Thursday, February 7, 2013

Only In New York: How Getting a Wall Street Internship Became a Cottage Industry




 On a recent Saturday afternoon, two college juniors were slumped down in their chairs at a local lunch spot, nibbling at sandwiches and looking exhausted. Both of them went to the same elite school, and both were enmeshed in one of the most exhausting and time-consuming quests a student can subject himself to: the search for a Wall Street summer internship.

“I went to two or three of my ten meetings for class this week," one of the juniors said. "One day, I had a first-round, a Superday, then came back to campus for another first-round.
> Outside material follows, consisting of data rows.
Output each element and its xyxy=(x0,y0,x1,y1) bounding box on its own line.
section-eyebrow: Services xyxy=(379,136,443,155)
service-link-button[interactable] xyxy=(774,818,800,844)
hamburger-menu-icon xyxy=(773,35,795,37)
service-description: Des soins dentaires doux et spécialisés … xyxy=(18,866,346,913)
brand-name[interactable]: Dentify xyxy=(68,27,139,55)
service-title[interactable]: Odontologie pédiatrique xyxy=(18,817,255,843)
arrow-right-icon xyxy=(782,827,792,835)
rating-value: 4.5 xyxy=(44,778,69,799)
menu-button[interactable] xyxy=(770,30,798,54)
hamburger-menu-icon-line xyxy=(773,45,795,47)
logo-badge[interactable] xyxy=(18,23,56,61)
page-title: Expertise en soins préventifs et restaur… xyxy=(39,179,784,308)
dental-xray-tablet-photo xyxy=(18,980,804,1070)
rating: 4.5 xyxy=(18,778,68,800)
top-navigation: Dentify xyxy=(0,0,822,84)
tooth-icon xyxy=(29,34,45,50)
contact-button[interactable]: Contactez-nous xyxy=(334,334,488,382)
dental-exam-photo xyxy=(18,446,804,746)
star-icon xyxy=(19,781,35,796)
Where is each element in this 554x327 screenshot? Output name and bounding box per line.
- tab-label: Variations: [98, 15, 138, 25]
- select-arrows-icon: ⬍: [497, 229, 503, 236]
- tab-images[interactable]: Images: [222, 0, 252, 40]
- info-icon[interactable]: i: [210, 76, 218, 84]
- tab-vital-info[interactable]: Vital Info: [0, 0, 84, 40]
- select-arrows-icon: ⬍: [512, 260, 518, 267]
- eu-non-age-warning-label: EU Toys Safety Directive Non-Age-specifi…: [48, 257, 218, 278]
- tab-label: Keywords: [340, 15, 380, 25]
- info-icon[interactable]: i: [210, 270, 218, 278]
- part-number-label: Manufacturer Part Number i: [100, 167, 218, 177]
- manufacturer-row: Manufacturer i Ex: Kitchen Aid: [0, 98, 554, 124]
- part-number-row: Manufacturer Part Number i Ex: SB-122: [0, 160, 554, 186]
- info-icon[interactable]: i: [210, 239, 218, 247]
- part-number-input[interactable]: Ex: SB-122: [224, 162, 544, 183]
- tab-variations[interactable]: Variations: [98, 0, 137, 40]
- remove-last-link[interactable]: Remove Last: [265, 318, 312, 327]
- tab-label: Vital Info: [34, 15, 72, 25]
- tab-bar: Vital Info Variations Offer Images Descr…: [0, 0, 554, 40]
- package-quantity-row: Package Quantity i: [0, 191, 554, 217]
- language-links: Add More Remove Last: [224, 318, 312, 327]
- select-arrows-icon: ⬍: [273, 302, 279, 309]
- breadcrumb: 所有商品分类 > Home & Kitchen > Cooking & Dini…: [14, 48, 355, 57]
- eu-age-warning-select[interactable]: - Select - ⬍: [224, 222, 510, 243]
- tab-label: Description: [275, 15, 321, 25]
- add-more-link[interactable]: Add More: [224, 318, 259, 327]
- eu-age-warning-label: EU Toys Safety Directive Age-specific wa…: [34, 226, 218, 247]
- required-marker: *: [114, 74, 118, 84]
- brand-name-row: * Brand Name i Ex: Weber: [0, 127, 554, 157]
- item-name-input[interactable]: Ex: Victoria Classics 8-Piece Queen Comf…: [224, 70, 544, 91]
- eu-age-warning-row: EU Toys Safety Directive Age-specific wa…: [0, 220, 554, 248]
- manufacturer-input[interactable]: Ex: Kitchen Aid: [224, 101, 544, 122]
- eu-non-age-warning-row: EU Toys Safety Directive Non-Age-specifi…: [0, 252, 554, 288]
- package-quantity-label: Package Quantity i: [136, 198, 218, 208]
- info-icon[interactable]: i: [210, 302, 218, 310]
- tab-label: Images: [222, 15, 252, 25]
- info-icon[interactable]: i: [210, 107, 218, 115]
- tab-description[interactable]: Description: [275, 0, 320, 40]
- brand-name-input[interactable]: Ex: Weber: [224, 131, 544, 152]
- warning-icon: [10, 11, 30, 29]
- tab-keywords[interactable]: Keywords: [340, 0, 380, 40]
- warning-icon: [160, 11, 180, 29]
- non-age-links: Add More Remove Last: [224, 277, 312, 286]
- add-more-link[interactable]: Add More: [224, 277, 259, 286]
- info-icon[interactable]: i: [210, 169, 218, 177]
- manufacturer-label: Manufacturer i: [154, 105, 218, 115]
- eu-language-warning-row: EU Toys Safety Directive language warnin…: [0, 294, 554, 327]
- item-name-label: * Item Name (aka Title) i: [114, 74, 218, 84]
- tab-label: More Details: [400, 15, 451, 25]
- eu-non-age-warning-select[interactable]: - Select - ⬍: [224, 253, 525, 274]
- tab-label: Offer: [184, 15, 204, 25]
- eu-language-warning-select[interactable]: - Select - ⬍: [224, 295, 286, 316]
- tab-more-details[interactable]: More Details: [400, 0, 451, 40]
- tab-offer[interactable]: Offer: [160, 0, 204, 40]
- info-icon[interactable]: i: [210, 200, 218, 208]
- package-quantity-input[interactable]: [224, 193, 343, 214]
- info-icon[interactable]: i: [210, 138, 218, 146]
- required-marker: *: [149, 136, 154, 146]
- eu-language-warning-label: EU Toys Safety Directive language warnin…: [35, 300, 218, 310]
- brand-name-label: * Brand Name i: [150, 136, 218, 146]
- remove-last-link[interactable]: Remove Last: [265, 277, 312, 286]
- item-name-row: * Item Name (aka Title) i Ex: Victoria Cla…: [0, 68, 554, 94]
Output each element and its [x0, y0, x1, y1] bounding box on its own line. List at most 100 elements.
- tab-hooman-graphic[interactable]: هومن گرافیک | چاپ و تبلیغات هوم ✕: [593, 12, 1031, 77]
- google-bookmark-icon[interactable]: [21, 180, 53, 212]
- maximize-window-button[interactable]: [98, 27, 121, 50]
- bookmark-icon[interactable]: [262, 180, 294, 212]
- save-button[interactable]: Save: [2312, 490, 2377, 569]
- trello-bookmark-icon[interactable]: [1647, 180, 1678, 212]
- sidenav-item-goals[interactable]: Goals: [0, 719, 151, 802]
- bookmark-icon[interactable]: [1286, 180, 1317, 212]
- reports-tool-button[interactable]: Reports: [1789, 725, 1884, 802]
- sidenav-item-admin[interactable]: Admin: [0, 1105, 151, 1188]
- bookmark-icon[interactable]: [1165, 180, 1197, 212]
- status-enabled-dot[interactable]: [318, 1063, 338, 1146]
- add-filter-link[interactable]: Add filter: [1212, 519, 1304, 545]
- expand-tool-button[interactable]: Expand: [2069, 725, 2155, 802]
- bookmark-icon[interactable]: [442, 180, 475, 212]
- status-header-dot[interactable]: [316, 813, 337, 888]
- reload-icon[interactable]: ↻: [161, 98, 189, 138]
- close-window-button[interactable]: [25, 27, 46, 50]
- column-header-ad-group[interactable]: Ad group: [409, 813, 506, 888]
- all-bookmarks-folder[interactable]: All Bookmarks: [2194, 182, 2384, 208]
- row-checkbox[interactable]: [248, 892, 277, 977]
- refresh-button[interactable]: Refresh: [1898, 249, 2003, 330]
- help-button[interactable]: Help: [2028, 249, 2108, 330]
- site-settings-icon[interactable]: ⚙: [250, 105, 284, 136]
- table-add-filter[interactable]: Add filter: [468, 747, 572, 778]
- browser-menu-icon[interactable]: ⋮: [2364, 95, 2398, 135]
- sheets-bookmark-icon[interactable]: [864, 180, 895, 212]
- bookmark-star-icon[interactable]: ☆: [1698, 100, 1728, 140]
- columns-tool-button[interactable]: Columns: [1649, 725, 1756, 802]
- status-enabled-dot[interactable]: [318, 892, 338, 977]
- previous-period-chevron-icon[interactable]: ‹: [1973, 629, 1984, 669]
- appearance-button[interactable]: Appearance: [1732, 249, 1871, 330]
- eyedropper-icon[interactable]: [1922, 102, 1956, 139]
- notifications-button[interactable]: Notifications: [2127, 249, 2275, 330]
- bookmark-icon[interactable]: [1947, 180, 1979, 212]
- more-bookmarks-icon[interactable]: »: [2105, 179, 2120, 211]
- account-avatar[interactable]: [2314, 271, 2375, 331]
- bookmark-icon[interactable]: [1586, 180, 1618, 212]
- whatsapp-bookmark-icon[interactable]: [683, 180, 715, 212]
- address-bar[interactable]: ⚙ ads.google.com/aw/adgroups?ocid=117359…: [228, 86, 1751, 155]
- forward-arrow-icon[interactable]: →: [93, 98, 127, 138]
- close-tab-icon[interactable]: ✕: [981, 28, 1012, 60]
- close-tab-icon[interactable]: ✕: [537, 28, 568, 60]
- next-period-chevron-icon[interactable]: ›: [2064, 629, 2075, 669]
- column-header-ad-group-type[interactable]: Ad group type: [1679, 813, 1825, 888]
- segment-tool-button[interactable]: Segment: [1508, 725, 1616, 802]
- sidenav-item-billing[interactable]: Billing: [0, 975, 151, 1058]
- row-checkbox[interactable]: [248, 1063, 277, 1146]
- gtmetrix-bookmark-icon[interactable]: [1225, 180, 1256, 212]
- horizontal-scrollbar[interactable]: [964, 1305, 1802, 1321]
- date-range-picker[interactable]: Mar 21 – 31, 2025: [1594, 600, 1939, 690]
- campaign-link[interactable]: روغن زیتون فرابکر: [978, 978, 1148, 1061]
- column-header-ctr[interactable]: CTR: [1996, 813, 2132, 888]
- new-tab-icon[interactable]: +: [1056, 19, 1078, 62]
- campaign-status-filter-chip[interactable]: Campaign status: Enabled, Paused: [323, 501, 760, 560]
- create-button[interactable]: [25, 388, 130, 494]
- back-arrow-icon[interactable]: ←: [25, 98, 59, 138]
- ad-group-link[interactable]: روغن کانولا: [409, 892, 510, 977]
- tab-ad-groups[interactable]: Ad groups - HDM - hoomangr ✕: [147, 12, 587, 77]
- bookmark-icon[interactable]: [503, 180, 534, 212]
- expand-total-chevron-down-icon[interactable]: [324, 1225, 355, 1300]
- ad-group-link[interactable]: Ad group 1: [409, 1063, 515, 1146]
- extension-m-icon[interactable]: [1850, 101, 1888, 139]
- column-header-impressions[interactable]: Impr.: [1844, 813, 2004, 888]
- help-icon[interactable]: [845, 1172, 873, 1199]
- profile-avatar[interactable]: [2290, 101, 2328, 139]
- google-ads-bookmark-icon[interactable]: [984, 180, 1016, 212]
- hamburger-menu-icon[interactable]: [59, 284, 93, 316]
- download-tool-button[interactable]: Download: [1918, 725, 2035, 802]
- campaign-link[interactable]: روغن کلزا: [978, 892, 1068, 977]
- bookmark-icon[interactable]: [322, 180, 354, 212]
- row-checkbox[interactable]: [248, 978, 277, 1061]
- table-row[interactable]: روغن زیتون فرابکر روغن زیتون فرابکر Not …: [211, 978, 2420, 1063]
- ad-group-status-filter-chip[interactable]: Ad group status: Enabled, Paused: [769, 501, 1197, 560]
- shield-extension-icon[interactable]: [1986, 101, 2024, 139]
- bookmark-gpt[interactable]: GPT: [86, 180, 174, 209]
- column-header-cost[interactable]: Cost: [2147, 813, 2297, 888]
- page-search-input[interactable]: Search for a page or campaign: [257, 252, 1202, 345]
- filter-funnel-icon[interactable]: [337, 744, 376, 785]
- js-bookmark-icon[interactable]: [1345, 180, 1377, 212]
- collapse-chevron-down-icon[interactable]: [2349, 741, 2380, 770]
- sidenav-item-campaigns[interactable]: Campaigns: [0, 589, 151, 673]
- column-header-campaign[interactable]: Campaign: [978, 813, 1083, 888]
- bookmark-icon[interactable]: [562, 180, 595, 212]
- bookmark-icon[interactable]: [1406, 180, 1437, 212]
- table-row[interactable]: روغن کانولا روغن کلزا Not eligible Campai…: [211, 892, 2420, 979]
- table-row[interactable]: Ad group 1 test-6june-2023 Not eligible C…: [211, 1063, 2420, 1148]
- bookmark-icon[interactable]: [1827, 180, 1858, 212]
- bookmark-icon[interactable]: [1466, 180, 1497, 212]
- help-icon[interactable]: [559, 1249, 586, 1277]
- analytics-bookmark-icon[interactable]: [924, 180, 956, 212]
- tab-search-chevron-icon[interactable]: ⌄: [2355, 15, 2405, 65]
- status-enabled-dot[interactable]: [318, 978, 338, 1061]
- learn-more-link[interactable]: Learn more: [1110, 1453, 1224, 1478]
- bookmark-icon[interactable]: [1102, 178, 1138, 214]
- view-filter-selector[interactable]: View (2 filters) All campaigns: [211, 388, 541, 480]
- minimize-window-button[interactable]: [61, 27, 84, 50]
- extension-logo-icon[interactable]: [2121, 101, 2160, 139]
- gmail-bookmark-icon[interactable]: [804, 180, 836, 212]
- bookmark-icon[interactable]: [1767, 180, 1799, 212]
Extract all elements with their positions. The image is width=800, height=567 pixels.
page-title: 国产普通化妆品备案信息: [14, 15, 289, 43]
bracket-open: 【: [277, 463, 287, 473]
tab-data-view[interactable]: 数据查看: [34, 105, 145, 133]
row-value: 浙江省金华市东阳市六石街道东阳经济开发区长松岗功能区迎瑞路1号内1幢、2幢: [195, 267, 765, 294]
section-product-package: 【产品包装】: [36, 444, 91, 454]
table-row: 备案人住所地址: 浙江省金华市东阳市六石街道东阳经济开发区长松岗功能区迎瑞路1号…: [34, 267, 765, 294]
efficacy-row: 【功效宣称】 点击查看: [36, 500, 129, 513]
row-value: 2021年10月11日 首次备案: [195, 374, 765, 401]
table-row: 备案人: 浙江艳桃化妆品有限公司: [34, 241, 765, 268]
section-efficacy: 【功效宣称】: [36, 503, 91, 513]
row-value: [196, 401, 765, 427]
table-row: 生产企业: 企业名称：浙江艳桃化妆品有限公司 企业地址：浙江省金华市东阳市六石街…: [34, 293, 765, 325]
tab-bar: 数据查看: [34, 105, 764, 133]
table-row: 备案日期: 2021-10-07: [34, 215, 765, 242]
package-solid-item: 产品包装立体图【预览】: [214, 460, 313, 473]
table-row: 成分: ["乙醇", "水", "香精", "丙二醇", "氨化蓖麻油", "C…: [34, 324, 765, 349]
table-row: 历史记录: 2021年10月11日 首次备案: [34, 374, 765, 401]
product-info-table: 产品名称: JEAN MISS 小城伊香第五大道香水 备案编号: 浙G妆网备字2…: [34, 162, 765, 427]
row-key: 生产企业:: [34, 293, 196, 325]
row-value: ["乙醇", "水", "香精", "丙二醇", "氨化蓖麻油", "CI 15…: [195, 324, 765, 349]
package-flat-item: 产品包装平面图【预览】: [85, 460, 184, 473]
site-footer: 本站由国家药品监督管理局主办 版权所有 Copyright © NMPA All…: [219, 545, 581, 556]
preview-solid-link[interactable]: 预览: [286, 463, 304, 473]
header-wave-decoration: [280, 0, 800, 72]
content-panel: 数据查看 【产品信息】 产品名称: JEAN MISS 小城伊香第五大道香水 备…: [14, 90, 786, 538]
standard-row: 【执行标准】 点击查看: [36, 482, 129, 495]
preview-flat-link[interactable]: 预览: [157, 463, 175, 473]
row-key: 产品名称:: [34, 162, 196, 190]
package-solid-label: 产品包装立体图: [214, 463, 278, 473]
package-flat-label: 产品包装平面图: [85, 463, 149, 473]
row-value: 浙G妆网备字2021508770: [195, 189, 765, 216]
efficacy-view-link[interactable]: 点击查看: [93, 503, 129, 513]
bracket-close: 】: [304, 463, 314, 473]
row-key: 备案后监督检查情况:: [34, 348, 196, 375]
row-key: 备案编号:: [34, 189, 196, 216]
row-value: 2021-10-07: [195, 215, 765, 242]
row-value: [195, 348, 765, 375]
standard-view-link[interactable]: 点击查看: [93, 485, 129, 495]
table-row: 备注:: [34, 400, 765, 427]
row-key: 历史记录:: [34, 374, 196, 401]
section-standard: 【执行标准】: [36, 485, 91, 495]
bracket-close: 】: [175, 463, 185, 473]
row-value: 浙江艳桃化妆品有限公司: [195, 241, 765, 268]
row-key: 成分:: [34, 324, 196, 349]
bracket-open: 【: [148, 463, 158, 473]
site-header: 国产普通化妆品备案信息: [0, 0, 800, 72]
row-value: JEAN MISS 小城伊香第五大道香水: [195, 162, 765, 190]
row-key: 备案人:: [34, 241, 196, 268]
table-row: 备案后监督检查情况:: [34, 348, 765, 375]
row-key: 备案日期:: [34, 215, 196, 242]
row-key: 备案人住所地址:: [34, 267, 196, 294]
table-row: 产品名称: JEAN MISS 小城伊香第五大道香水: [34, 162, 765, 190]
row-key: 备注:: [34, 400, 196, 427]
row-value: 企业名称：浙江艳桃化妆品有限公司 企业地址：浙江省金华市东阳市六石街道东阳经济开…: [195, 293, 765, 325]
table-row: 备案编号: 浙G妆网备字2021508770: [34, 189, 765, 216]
But that's banking. If you can handle the interviews, you can probably handle the job."

The students had both spent the past two-plus years checking all the right boxes to become Wall Street interns. They had gotten themselves admitted to so-called “target schools” (colleges at which big banks focus their recruiting efforts) and once there, they’d racked up advanced finance and economics classes, student leadership positions, and stellar grades. And now they were mounting their attacks on the biggest banks on Wall Street — Goldman Sachs, J.P. Morgan, Morgan Stanley, and a dozen more.

The increasing battle for internships has also upped the amount of sector-specific knowledge would-be interns are expected to have. At one recent interview, one aspiring bank intern was asked complex questions such as: “How does debt affect Beta?” and “What is a Nash equilibrium?”